19 vehicles have been used by the Burgenlandbahn in Saxony-Anhalt since 1999 (as of 1 July 2008). The vehicles are stationed in Weißenfels.

Originally the vehicles were called KEG VT 3.01 to VT 3.18. Since the takeover of the vehicles by DB Regio in the year 2004 they are listed as 672 series. In the inventory there are the vehicles 672 901 to 904, 906 to 911 and 913 to 920. 672 912 is parked after a fire and 672 905 was retired on 27 November 2014. From April 2006 to December 2006, the vehicles were not used because of a damage of the frame for safety reasons until their renovation. Since March 2012, 672 919 and 920 have been stored as pre-production models. They have solid shafts for which there are no test instructions that meet the requirements of the Federal Railway Authority (EBA).

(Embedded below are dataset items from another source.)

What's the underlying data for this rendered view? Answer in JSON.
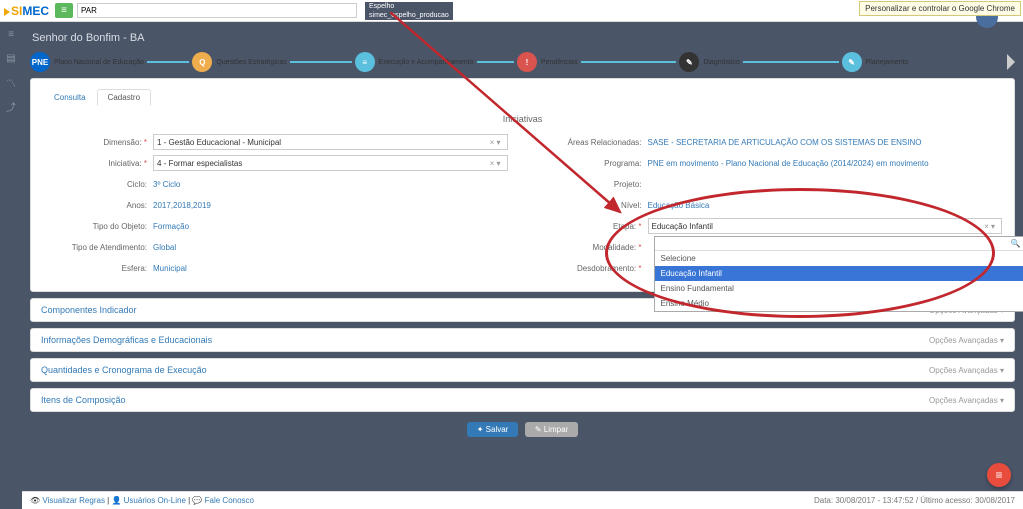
{
  "chrome_tip": "Personalizar e controlar o Google Chrome",
  "logo": {
    "a": "SI",
    "b": "MEC"
  },
  "top_select": "PAR",
  "top_menu": {
    "line1": "Espelho",
    "line2": "simec_espelho_producao"
  },
  "page_title": "Senhor do Bonfim - BA",
  "wizard": [
    {
      "label": "Plano Nacional de Educação",
      "cls": "c1",
      "txt": "PNE"
    },
    {
      "label": "Questões Estratégicas",
      "cls": "c2",
      "txt": "Q"
    },
    {
      "label": "Execução e Acompanhamento",
      "cls": "c3",
      "txt": "≡"
    },
    {
      "label": "Pendências",
      "cls": "c4",
      "txt": "!"
    },
    {
      "label": "Diagnóstico",
      "cls": "c5",
      "txt": "✎"
    },
    {
      "label": "Planejamento",
      "cls": "c6",
      "txt": "✎"
    }
  ],
  "tabs": {
    "consulta": "Consulta",
    "cadastro": "Cadastro"
  },
  "section_title": "Iniciativas",
  "left": {
    "dimensao": {
      "label": "Dimensão:",
      "val": "1 - Gestão Educacional - Municipal"
    },
    "iniciativa": {
      "label": "Iniciativa:",
      "val": "4 - Formar especialistas"
    },
    "ciclo": {
      "label": "Ciclo:",
      "val": "3º Ciclo"
    },
    "anos": {
      "label": "Anos:",
      "val": "2017,2018,2019"
    },
    "tipo_objeto": {
      "label": "Tipo do Objeto:",
      "val": "Formação"
    },
    "tipo_atend": {
      "label": "Tipo de Atendimento:",
      "val": "Global"
    },
    "esfera": {
      "label": "Esfera:",
      "val": "Municipal"
    }
  },
  "right": {
    "areas": {
      "label": "Áreas Relacionadas:",
      "val": "SASE - SECRETARIA DE ARTICULAÇÃO COM OS SISTEMAS DE ENSINO"
    },
    "programa": {
      "label": "Programa:",
      "val": "PNE em movimento - Plano Nacional de Educação (2014/2024) em movimento"
    },
    "projeto": {
      "label": "Projeto:",
      "val": ""
    },
    "nivel": {
      "label": "Nível:",
      "val": "Educação Básica"
    },
    "etapa": {
      "label": "Etapa:",
      "val": "Educação Infantil"
    },
    "modalidade": {
      "label": "Modalidade:"
    },
    "desdobramento": {
      "label": "Desdobramento:"
    }
  },
  "dropdown": {
    "placeholder": "",
    "opts": [
      "Selecione",
      "Educação Infantil",
      "Ensino Fundamental",
      "Ensino Médio"
    ]
  },
  "collapse": [
    "Componentes Indicador",
    "Informações Demográficas e Educacionais",
    "Quantidades e Cronograma de Execução",
    "Itens de Composição"
  ],
  "collapse_opt": "Opções Avançadas ▾",
  "buttons": {
    "save": "✦ Salvar",
    "clear": "✎ Limpar"
  },
  "footer": {
    "links": [
      "Visualizar Regras",
      "Usuários On-Line",
      "Fale Conosco"
    ],
    "right": "Data: 30/08/2017 - 13:47:52 / Último acesso: 30/08/2017"
  }
}
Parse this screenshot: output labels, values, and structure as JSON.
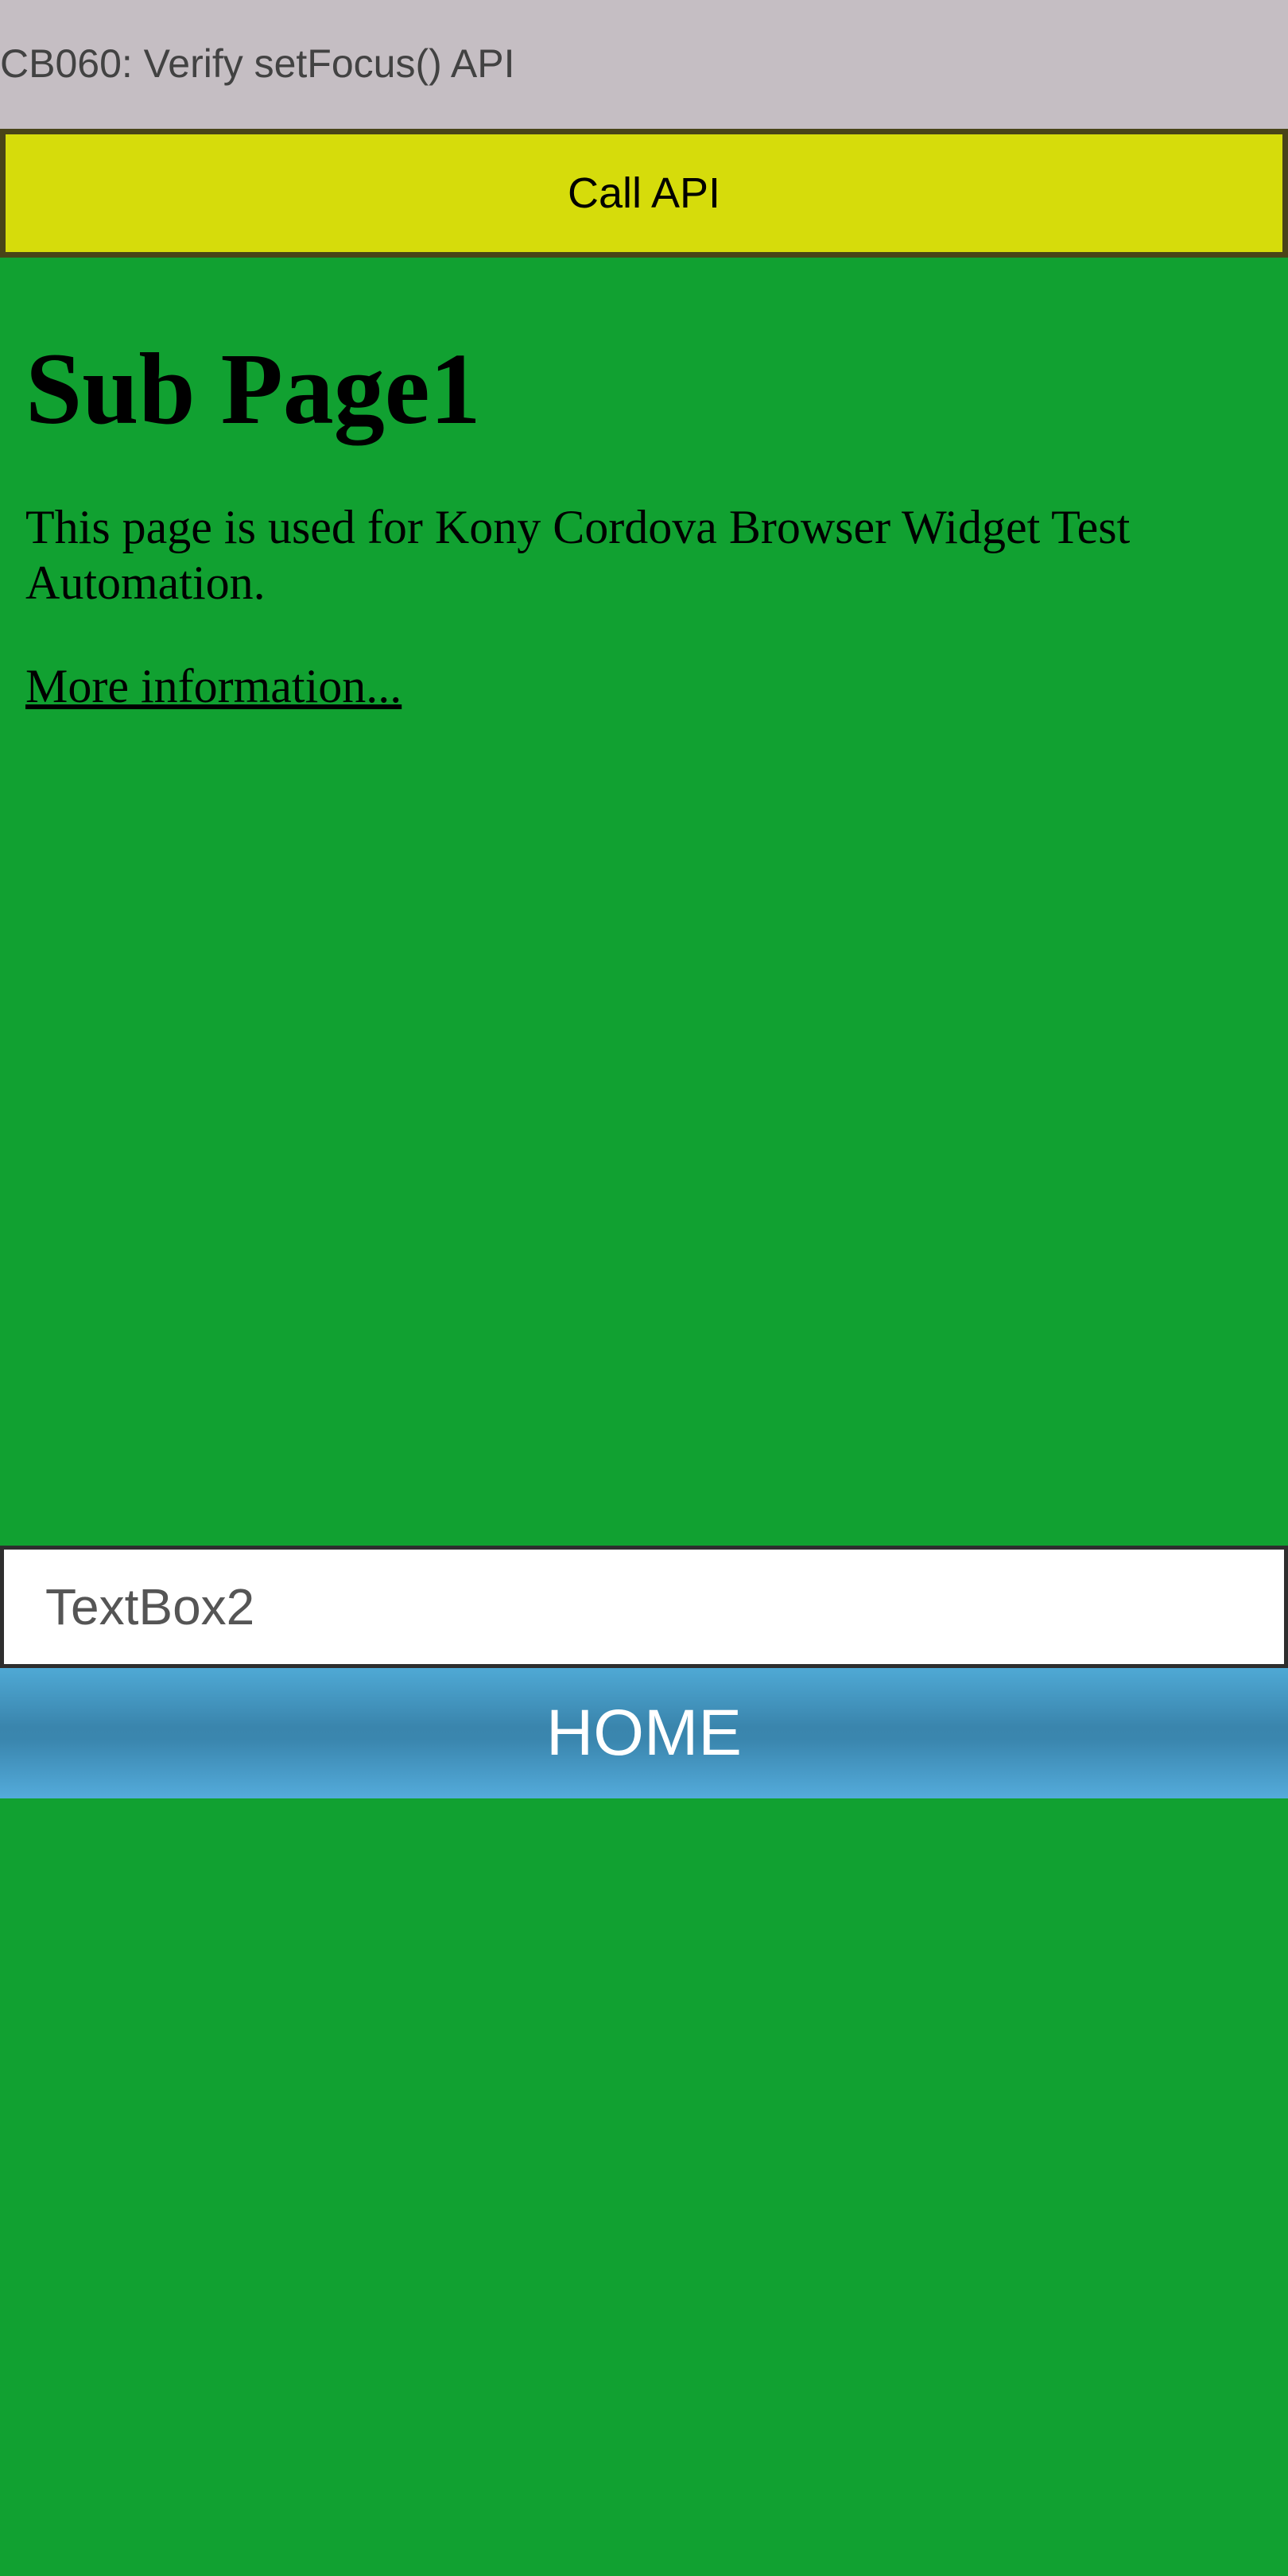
{
  "header": {
    "title": "CB060: Verify setFocus() API"
  },
  "toolbar": {
    "call_api_label": "Call API"
  },
  "browser": {
    "heading": "Sub Page1",
    "paragraph": "This page is used for Kony Cordova Browser Widget Test Automation.",
    "link_text": "More information..."
  },
  "form": {
    "textbox2_placeholder": "TextBox2",
    "textbox2_value": "",
    "home_label": "HOME"
  },
  "colors": {
    "background": "#11a131",
    "title_bar": "#c5bec3",
    "call_api_button": "#d6dc0b",
    "call_api_border": "#484418",
    "home_button": "#3a86ae",
    "home_text": "#ffffff"
  }
}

Due to a redesign of the VT 2E of the Frankfurt-Königsteiner Eisenbahn (as well as the Butzbach-Licher Eisenbahn, a subsidiary of the Hessische Landesbahn), three units of this type were used from 2006 to 2007 on the Königsteiner Bahn. These came from Bombardier and were on loan. In the meantime, they belong to the Hanseatische Eisenbahn.

In December 2011, the Städtebahn Sachsen rented a vehicle from Bombardier, which was mostly used between Pirna and Neustadt in Sachsen. In the meantime, the vehicle has been repainted and operates since December 2012 on the lines won by the Eisenbahngesellschaft Potsdam in the Prignitz.